Last Updated: 07 January 2018
Note: This page needs pictures.
January 2017 - June 2017
The goal of the EYE (Educating Young Eyes) Center is to develop better tools for detecting and treating near vision issues in children.
January 2016 - June 2016
At the University of Washington Bothell campus, I participated in Undergraduate Research to help develop class materials for a Graduate level High Performance Computing (HPC) course.
The Research was led by Dr. Erika Parsons of the University of Washington.
The purpose of the project was to establish a knowledge and technical base for HPC study at the Bothell Campus. The course serves as an introductory lesson for graduate students, with hopes of sparking further interest and development in HPC.
The two main points of interest for the research were:
Coming from no background in HPC, my role in the research was two-fold; learn as much of the subject as I could to develop intoductory curriculum resources and evaluate proposed lessons and resources from the perspective of a new student.
It was imperitive that I record my experiences when learning the material myself, so that potential learning hurdles could be identified early on. To that end I created a series of documents that walked through what I learned while describing the sections in which difficulties were faced, what made it difficult, and how I got through that hurdle.
Through my participation I gained a solid understanding of the core principles of parallel computing and how to program for devices built to take advantage of a high level of parallelization.
Technology-wise, I became familiar specifically with developing in an NVIDIA CUDA environment on Linux for general purpose programming of Graphics Processing Units. Many concepts used are, however, portable to other systems. Such as the high level architecture of a GPU and the resource needs and limitations of that style of programming.
January 2014 - January 2015
The Automated Advising System was an Algorithm’s Club project at Everett Community College.
The goal of the project was to help alleviate the advising workload from the teaching faculty at Everett Community College. At the time, they were responsible for handling most of the student body’s mandatory degree advising.
This was particularly an issue for the smaller departments (such as the CS division, which had one dedicated faculty member at the time), who would receive a drastic increase in workload during registration periods.

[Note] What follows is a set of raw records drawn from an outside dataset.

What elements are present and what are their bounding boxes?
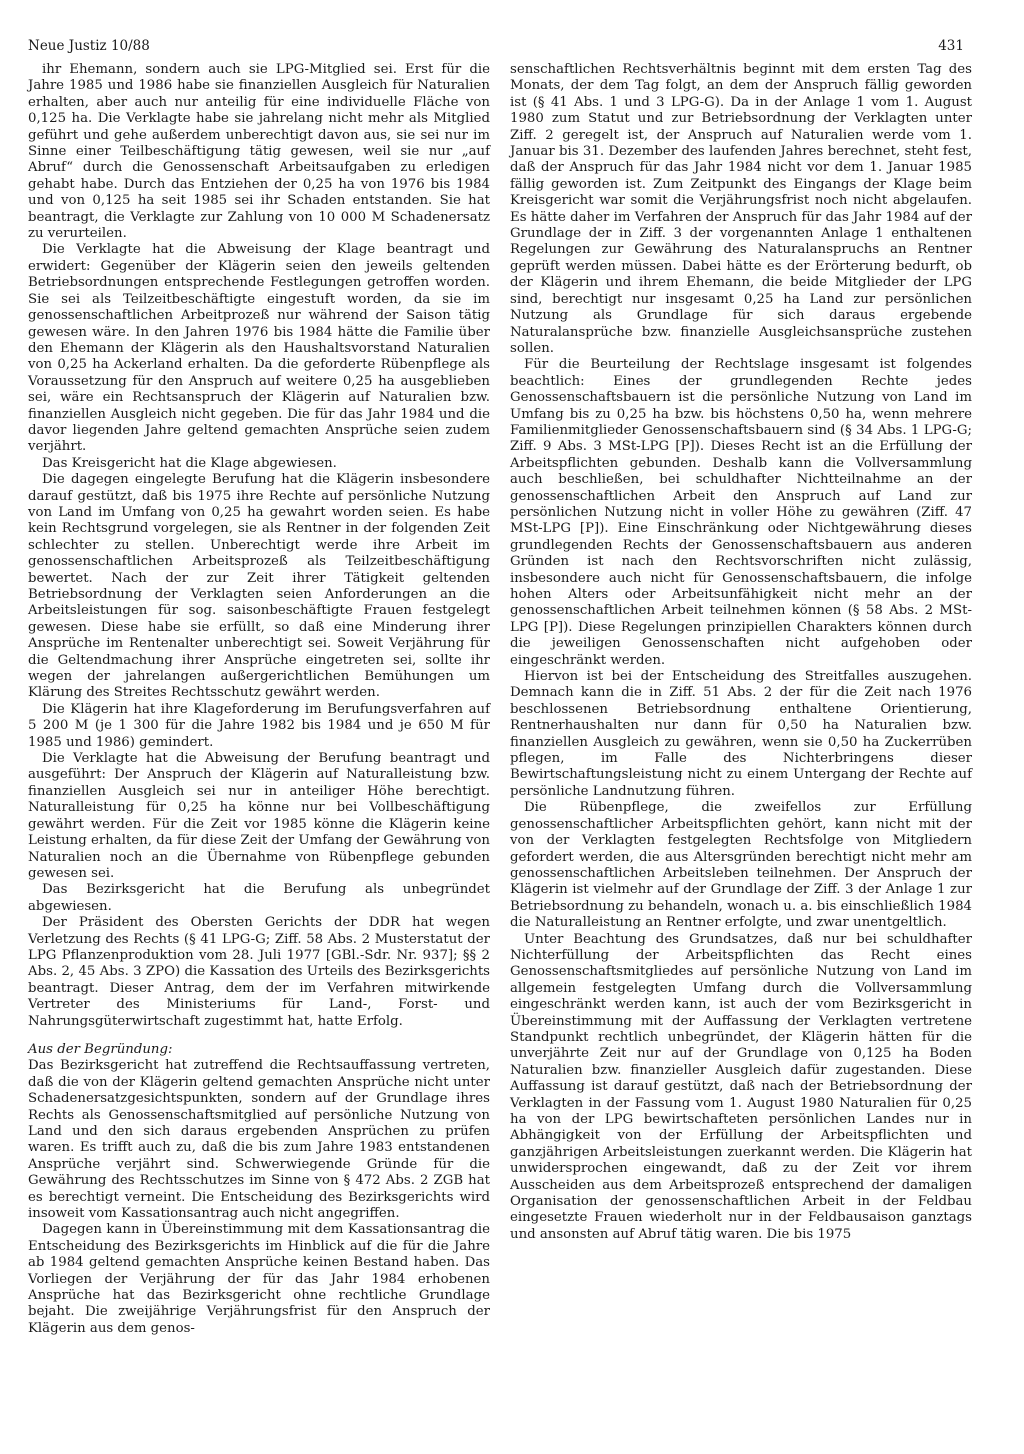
journal-title: Neue Justiz 10/88 [28, 38, 150, 54]
right-column [510, 62, 972, 1243]
paragraph: Hiervon ist bei der Entscheidung des Streitfalles auszugehen. Demnach kann die in Ziff. 51 Abs. 2 der für die Zeit nach 1976 beschlossenen Betriebsordnung enthaltene Orientierung, Rentnerhaushalten nur dann für 0,50 ha Naturalien bzw. finanziellen Ausgleich zu gewähren, wenn sie 0,50 ha Zuckerrüben pflegen, im Falle des Nichterbringens dieser Bewirtschaftungsleistung nicht zu einem Untergang der Rechte auf persönliche Landnutzung führen. [510, 669, 972, 799]
paragraph: Unter Beachtung des Grundsatzes, daß nur bei schuldhafter Nichterfüllung der Arbeitspflichten das Recht eines Genossenschaftsmitgliedes auf persönliche Nutzung von Land im allgemein festgelegten Umfang durch die Vollversammlung eingeschränkt werden kann, ist auch der vom Bezirksgericht in Übereinstimmung mit der Auffassung der Verklagten vertretene Standpunkt rechtlich unbegründet, der Klägerin hätten für die unverjährte Zeit nur auf der Grundlage von 0,125 ha Boden Naturalien bzw. finanzieller Ausgleich dafür zugestanden. Diese Auffassung ist darauf gestützt, daß nach der Betriebsordnung der Verklagten in der Fassung vom 1. August 1980 Naturalien für 0,25 ha von der LPG bewirtschafteten persönlichen Landes nur in Abhängigkeit von der Erfüllung der Arbeitspflichten und ganzjährigen Arbeitsleistungen zuerkannt werden. Die Klägerin hat unwidersprochen eingewandt, daß zu der Zeit vor ihrem Ausscheiden aus dem Arbeitsprozeß entsprechend der damaligen Organisation der genossenschaftlichen Arbeit in der Feldbau eingesetzte Frauen wiederholt nur in der Feldbausaison ganztags und ansonsten auf Abruf tätig waren. Die bis 1975 [510, 931, 972, 1242]
page-number: 431 [938, 38, 964, 54]
paragraph: Der Präsident des Obersten Gerichts der DDR hat wegen Verletzung des Rechts (§ 41 LPG-G; Ziff. 58 Abs. 2 Musterstatut der LPG Pflanzenproduktion vom 28. Juli 1977 [GBl.-Sdr. Nr. 937]; §§ 2 Abs. 2, 45 Abs. 3 ZPO) die Kassation des Urteils des Bezirksgerichts beantragt. Dieser Antrag, dem der im Verfahren mitwirkende Vertreter des Ministeriums für Land-, Forst- und Nahrungsgüterwirtschaft zugestimmt hat, hatte Erfolg. [28, 915, 490, 1029]
left-column [28, 62, 490, 1337]
paragraph: Dagegen kann in Übereinstimmung mit dem Kassationsantrag die Entscheidung des Bezirksgerichts im Hinblick auf die für die Jahre ab 1984 geltend gemachten Ansprüche keinen Bestand haben. Das Vorliegen der Verjährung der für das Jahr 1984 erhobenen Ansprüche hat das Bezirksgericht ohne rechtliche Grundlage bejaht. Die zweijährige Verjährungsfrist für den Anspruch der Klägerin aus dem genos- [28, 1222, 490, 1336]
paragraph: Das Kreisgericht hat die Klage abgewiesen. [42, 455, 337, 471]
paragraph: Die Verklagte hat die Abweisung der Klage beantragt und erwidert: Gegenüber der Klägerin seien den jeweils geltenden Betriebsordnungen entsprechende Festlegungen getroffen worden. Sie sei als Teilzeitbeschäftigte eingestuft worden, da sie im genossenschaftlichen Arbeitprozeß nur während der Saison tätig gewesen wäre. In den Jahren 1976 bis 1984 hätte die Familie über den Ehemann der Klägerin als den Haushaltsvorstand Naturalien von 0,25 ha Ackerland erhalten. Da die geforderte Rübenpflege als Voraussetzung für den Anspruch auf weitere 0,25 ha ausgeblieben sei, wäre ein Rechtsanspruch der Klägerin auf Naturalien bzw. finanziellen Ausgleich nicht gegeben. Die für das Jahr 1984 und die davor liegenden Jahre geltend gemachten Ansprüche seien zudem verjährt. [28, 242, 490, 455]
paragraph: Das Bezirksgericht hat die Berufung als unbegründet abgewiesen. [28, 882, 490, 914]
paragraph: Für die Beurteilung der Rechtslage insgesamt ist folgendes beachtlich: Eines der grundlegenden Rechte jedes Genossenschaftsbauern ist die persönliche Nutzung von Land im Umfang bis zu 0,25 ha bzw. bis höchstens 0,50 ha, wenn mehrere Familienmitglieder Genossenschaftsbauern sind (§ 34 Abs. 1 LPG-G; Ziff. 9 Abs. 3 MSt-LPG [P]). Dieses Recht ist an die Erfüllung der Arbeitspflichten gebunden. Deshalb kann die Vollversammlung auch beschließen, bei schuldhafter Nichtteilnahme an der genossenschaftlichen Arbeit den Anspruch auf Land zur persönlichen Nutzung nicht in voller Höhe zu gewähren (Ziff. 47 MSt-LPG [P]). Eine Einschränkung oder Nichtgewährung dieses grundlegenden Rechts der Genossenschaftsbauern aus anderen Gründen ist nach den Rechtsvorschriften nicht zulässig, insbesondere auch nicht für Genossenschaftsbauern, die infolge hohen Alters oder Arbeitsunfähigkeit nicht mehr an der genossenschaftlichen Arbeit teilnehmen können (§ 58 Abs. 2 MSt-LPG [P]). Diese Regelungen prinzipiellen Charakters können durch die jeweiligen Genossenschaften nicht aufgehoben oder eingeschränkt werden. [510, 357, 972, 668]
paragraph: Die Verklagte hat die Abweisung der Berufung beantragt und ausgeführt: Der Anspruch der Klägerin auf Naturalleistung bzw. finanziellen Ausgleich sei nur in anteiliger Höhe berechtigt. Naturalleistung für 0,25 ha könne nur bei Vollbeschäftigung gewährt werden. Für die Zeit vor 1985 könne die Klägerin keine Leistung erhalten, da für diese Zeit der Umfang der Gewährung von Naturalien noch an die Übernahme von Rübenpflege gebunden gewesen sei. [28, 751, 490, 881]
paragraph: ihr Ehemann, sondern auch sie LPG-Mitglied sei. Erst für die Jahre 1985 und 1986 habe sie finanziellen Ausgleich für Naturalien erhalten, aber auch nur anteilig für eine individuelle Fläche von 0,125 ha. Die Verklagte habe sie jahrelang nicht mehr als Mitglied geführt und gehe außerdem unberechtigt davon aus, sie sei nur im Sinne einer Teilbeschäftigung tätig gewesen, weil sie nur „auf Abruf“ durch die Genossenschaft Arbeitsaufgaben zu erledigen gehabt habe. Durch das Entziehen der 0,25 ha von 1976 bis 1984 und von 0,125 ha seit 1985 sei ihr Schaden entstanden. Sie hat beantragt, die Verklagte zur Zahlung von 10 000 M Schadenersatz zu verurteilen. [28, 62, 490, 242]
paragraph: Die dagegen eingelegte Berufung hat die Klägerin insbesondere darauf gestützt, daß bis 1975 ihre Rechte auf persönliche Nutzung von Land im Umfang von 0,25 ha gewahrt worden seien. Es habe kein Rechtsgrund vorgelegen, sie als Rentner in der folgenden Zeit schlechter zu stellen. Unberechtigt werde ihre Arbeit im genossenschaftlichen Arbeitsprozeß als Teilzeitbeschäftigung bewertet. Nach der zur Zeit ihrer Tätigkeit geltenden Betriebsordnung der Verklagten seien Anforderungen an die Arbeitsleistungen für sog. saisonbeschäftigte Frauen festgelegt gewesen. Diese habe sie erfüllt, so daß eine Minderung ihrer Ansprüche im Rentenalter unberechtigt sei. Soweit Verjährung für die Geltendmachung ihrer Ansprüche eingetreten sei, sollte ihr wegen der jahrelangen außergerichtlichen Bemühungen um Klärung des Streites Rechtsschutz gewährt werden. [28, 472, 490, 701]
paragraph: Das Bezirksgericht hat zutreffend die Rechtsauffassung vertreten, daß die von der Klägerin geltend gemachten Ansprüche nicht unter Schadenersatzgesichtspunkten, sondern auf der Grundlage ihres Rechts als Genossenschaftsmitglied auf persönliche Nutzung von Land und den sich daraus ergebenden Ansprüchen zu prüfen waren. Es trifft auch zu, daß die bis zum Jahre 1983 entstandenen Ansprüche verjährt sind. Schwerwiegende Gründe für die Gewährung des Rechtsschutzes im Sinne von § 472 Abs. 2 ZGB hat es berechtigt verneint. Die Entscheidung des Bezirksgerichts wird insoweit vom Kassationsantrag auch nicht angegriffen. [28, 1058, 490, 1222]
section-heading: Aus der Begründung: [28, 1041, 173, 1057]
paragraph: Die Klägerin hat ihre Klageforderung im Berufungsverfahren auf 5 200 M (je 1 300 für die Jahre 1982 bis 1984 und je 650 M für 1985 und 1986) gemindert. [28, 701, 490, 750]
paragraph: senschaftlichen Rechtsverhältnis beginnt mit dem ersten Tag des Monats, der dem Tag folgt, an dem der Anspruch fällig geworden ist (§ 41 Abs. 1 und 3 LPG-G). Da in der Anlage 1 vom 1. August 1980 zum Statut und zur Betriebsordnung der Verklagten unter Ziff. 2 geregelt ist, der Anspruch auf Naturalien werde vom 1. Januar bis 31. Dezember des laufenden Jahres berechnet, steht fest, daß der Anspruch für das Jahr 1984 nicht vor dem 1. Januar 1985 fällig geworden ist. Zum Zeitpunkt des Eingangs der Klage beim Kreisgericht war somit die Verjährungsfrist noch nicht abgelaufen. Es hätte daher im Verfahren der Anspruch für das Jahr 1984 auf der Grundlage der in Ziff. 3 der vorgenannten Anlage 1 enthaltenen Regelungen zur Gewährung des Naturalanspruchs an Rentner geprüft werden müssen. Dabei hätte es der Erörterung bedurft, ob der Klägerin und ihrem Ehemann, die beide Mitglieder der LPG sind, berechtigt nur insgesamt 0,25 ha Land zur persönlichen Nutzung als Grundlage für sich daraus ergebende Naturalansprüche bzw. finanzielle Ausgleichsansprüche zustehen sollen. [510, 62, 972, 356]
page-header [28, 38, 964, 54]
paragraph: Die Rübenpflege, die zweifellos zur Erfüllung genossenschaftlicher Arbeitspflichten gehört, kann nicht mit der von der Verklagten festgelegten Rechtsfolge von Mitgliedern gefordert werden, die aus Altersgründen berechtigt nicht mehr am genossenschaftlichen Arbeitsleben teilnehmen. Der Anspruch der Klägerin ist vielmehr auf der Grundlage der Ziff. 3 der Anlage 1 zur Betriebsordnung zu behandeln, wonach u. a. bis einschließlich 1984 die Naturalleistung an Rentner erfolgte, und zwar unentgeltlich. [510, 800, 972, 931]
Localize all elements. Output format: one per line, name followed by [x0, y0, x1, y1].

Another aspect of the project was cleaning up course information inconsistancies. When the project began, a large amount of course information was still recorded manually on Word documents. In many cases this led to issues with communicating course prerequisites to students, as there were no enforced standards as to how to record this information.
This was included as an aspect of the project due to our dependency on that information.
To solve this problem, we designed a web based system that would allow students to generate a potential course schedule based on information they provide. The system would access a database of available courses and prerequisite dependencies in order to determine what courses the student needed for the desired degree, and would suggest a timeline.
This is not enough to completely replace in-person advising, but it would handle a large number of smaller cases, and would give the advisor meetings a better starting point.
I served as project manager for the club during my time at Everett, and was responsible for facilitating communications between project teams. I also particpated in high level design, prototyped front-end web systems, and participated in database development.
I got started with the project shortly after I began pursuing an education in Software Engineering. As such, this was my introduction to many professional development tools and the development process in general.
Technology-wise, I learned the basics of having a web application communicate with a database. I prototyped a login system, and began work on storing and accessing course information in a database.
The project was also a great lesson on working with other developers of various skill levels. One of the largest hurdles to the project was communication. While the 1-3 hour long club meetings were very productive, at home progress was very slow. Due in part to it being a side project for everyone, but there was also a lack of understanding of individual responsibilities.
My early attempts at coordination were by email, which proved to be unsuccessful. The issue was that most of the members of the team had very little need for email otherwise and were not used to checking it. More modern forms of communication, such as Skype, proved more successful.
The biggest lesson in project management was ensuring that every member had clear short term goals. Without short-term goals, members will often retread old ground or lack the motivation to work on the project at all. While it’s difficult to establish a long term timeline when working without prior experience, setting up weekly tasks and deliverables during club meetings could be accomplished after some talking.